Assume you want to do Netflix-style collaborative filtering, i.e. you want to estimate entries in a ratings matrix of (user, movie) pairs. A rather effective approach is to use matrix factorization, that is, to approximate \(M = U^\top V\) where M is the ratings matrix, U is the (tall and skinny) matrix of features for each user, stacked up, and V is the counterpart for movies. This works well for the Netflix prize since the number of users and movies is comparatively small.

In reality we might have, say 100 million users for which we might want to recommend products. One option is to distribute all these users over several servers (similar to what a distributed hash table mapping does, e.g. for libmemcached). Alternatively, if we want to keep it all on one server, we’re facing the problem of having to store \(10^8 \cdot 100 \cdot 4 = 4 \cdot 10^10\) bytes, i.e. 40 GB if we assume to allocate 400 Bytes per user (that’s a rather small footprint). That is 100 dimensions per user. Usually this is too big for all but the biggest servers. Even worse, suppose that we have user-churn. That is, new users might be arriving while old users disappear (obviously we don’t know whether they’ll ever come back again so we don’t really want to de-allocate the memory devoted to them). Obviously we cannot add more RAM. One possible solution is to store the data on disk and request it whenever a user arrives. This will cost us 5-10ms latency. An SSD will improve this but it still limits throughput. Moreover, it’ll require cache management algorithms to interact with the collaborative filtering code.

Here’s a simple alternative: apply the hashing trick that we used for vectors to matrices. Recall that in the exact case we compute matrix entries via

$$M[i,j] = \sum_{k=1}^{K} U[i,k] V[j,k]$$

Now denote by \(h_u\) and \(h_v\) hash functions mapping pairs of integers to a given hash range \([1 \ldots N]\). Moreover, let \(\sigma_u\) and \(\sigma_v\) be corresponding Rademacher hash functions which return a binary hash in \(\{\pm 1\}\). Now replace the above sum via

$$M[i,j] = \sum_{k=1}^{K} u[h_u(i,k)] \sigma_u(i,k) v[h_v(j,k)] \sigma_v(j,k)$$

What happened is that now all access into U is replaced by access into a vector u of length N (and the same holds true for V). Why does this work: firstly, we can prove that if we construct u and v from U and V via

$$u[k] = \sum_{h_u(i,j) = k} \sigma_u(i,j) U[i,j] \text{ and } v[k] = \sum_{h_v(i,j) = k} \sigma_v(i,j) V[i,j]$$

then the approximate version of \(M[i,j]\) converges to the correct \(M[i,j]\) with variance \(O(1/N)\) and moreover that the estimate is unbiased. Getting the exact expressions is a bit tedious and they’re described in the paper. In practice, things are even better than this rate: since we never use U and V but always u and v we simply optimize with respect to the compressed representation.

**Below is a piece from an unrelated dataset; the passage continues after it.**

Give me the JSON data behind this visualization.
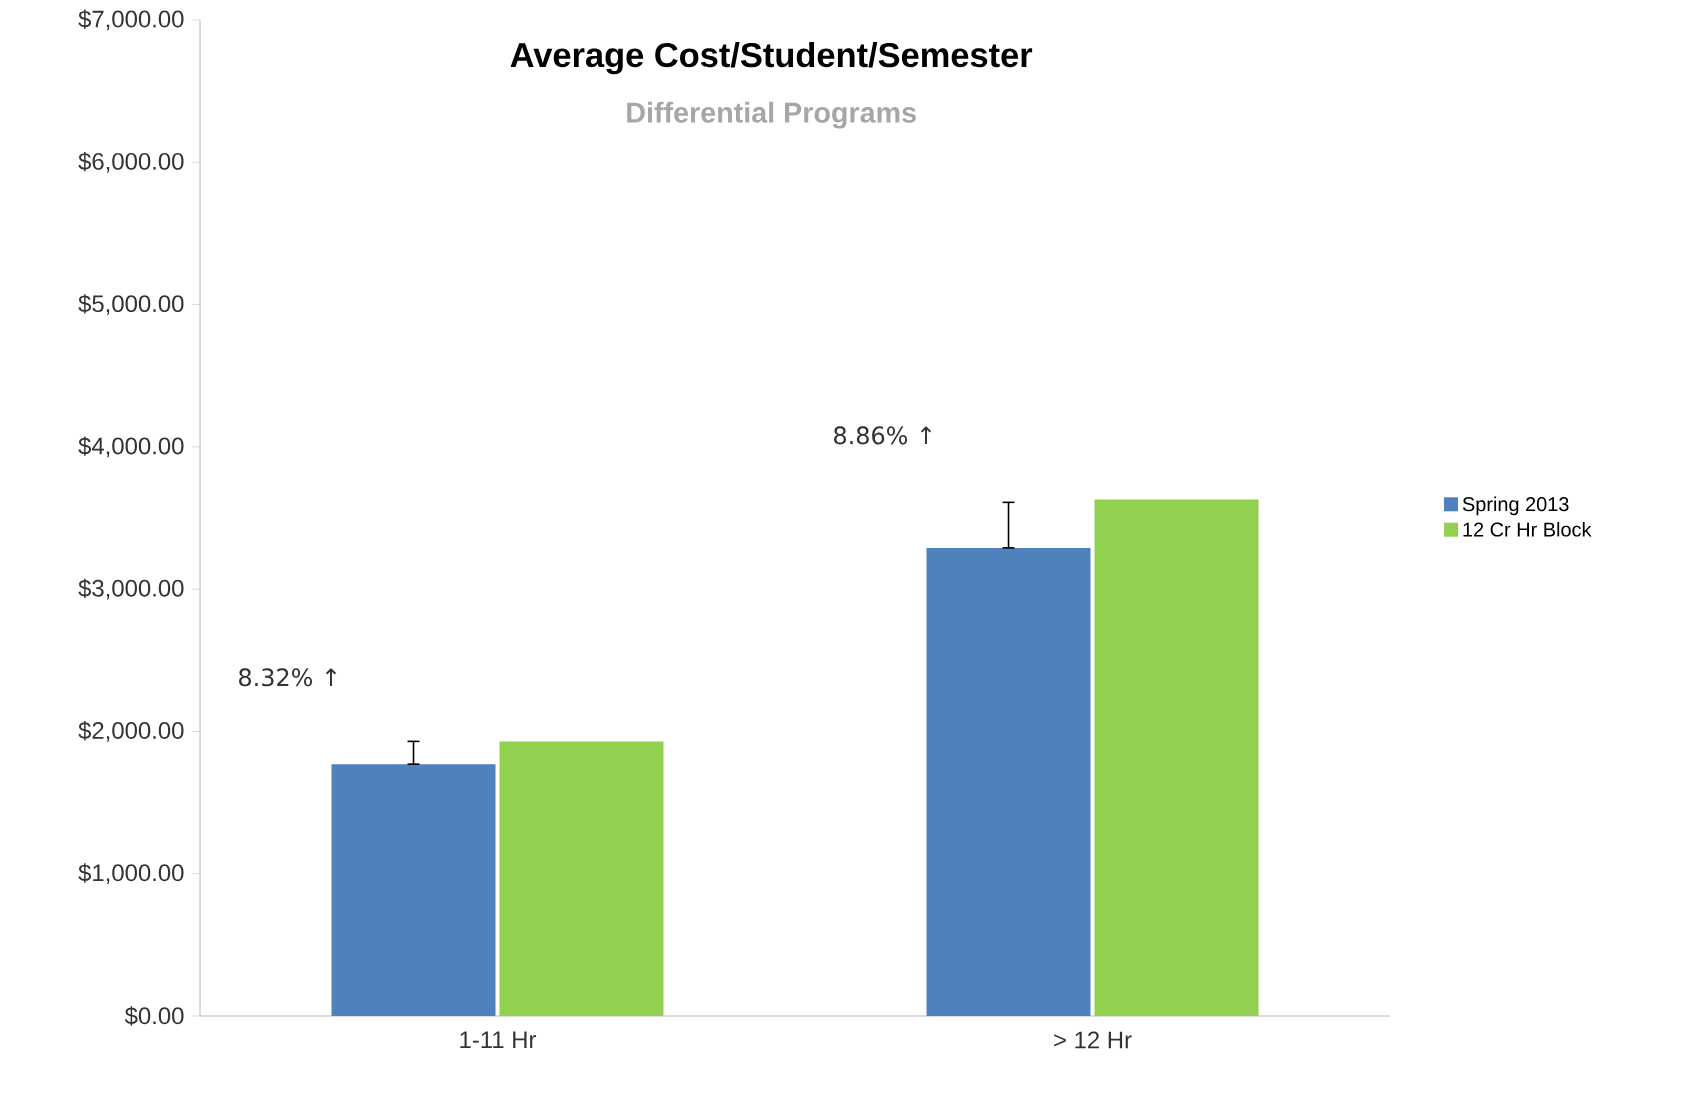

One of the advantages of the compressed representation is that we never really need to have any knowledge of all the rows of U. In particular, rather than mapping user IDs to rows in U we simply use the user ID as the hash key. If a new user appears, memory is effectively allocated to the new user by means of the hash function. If a user disappears, his parameters will simply get overwritten if we perform stochastic gradient descent with respect to the u and v vectors. The same obviously holds for movies or any other entity one would like to recommend.

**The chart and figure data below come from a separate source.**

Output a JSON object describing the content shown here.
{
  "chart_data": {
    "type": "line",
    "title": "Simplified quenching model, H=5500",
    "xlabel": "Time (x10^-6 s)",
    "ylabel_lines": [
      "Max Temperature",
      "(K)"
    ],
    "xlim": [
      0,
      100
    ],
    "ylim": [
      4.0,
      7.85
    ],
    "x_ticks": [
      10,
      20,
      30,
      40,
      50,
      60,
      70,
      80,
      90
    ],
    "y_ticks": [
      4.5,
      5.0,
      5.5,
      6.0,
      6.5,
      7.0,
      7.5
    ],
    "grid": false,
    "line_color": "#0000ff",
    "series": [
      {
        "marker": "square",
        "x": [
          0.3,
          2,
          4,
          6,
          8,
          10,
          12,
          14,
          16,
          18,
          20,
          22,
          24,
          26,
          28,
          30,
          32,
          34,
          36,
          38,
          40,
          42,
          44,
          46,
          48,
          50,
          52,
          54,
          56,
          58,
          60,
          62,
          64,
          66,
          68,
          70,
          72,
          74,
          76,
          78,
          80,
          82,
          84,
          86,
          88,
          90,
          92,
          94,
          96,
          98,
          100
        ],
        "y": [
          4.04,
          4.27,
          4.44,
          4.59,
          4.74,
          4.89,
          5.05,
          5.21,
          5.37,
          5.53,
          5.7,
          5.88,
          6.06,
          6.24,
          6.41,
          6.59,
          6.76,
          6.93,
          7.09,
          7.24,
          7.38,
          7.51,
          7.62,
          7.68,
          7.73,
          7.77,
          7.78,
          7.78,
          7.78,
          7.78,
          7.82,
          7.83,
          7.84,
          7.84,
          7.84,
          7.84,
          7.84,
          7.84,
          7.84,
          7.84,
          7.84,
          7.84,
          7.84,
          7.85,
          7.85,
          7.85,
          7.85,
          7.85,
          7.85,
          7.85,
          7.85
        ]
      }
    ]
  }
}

Bottom line - we now can have fast (in memory) access to user parameters regardless of the number of users. The downside is that the latency is still quite high: remember that the hash function requires us to access \(u[h_u(i,k)]\) for many different values of k. This means that each access in k is a cache miss, i.e. it’ll cost us 100-200ns RAM latency rather than the 10-20ns we’d pay for burst reads. How to break this latency barrier is the topic of one of the next posts.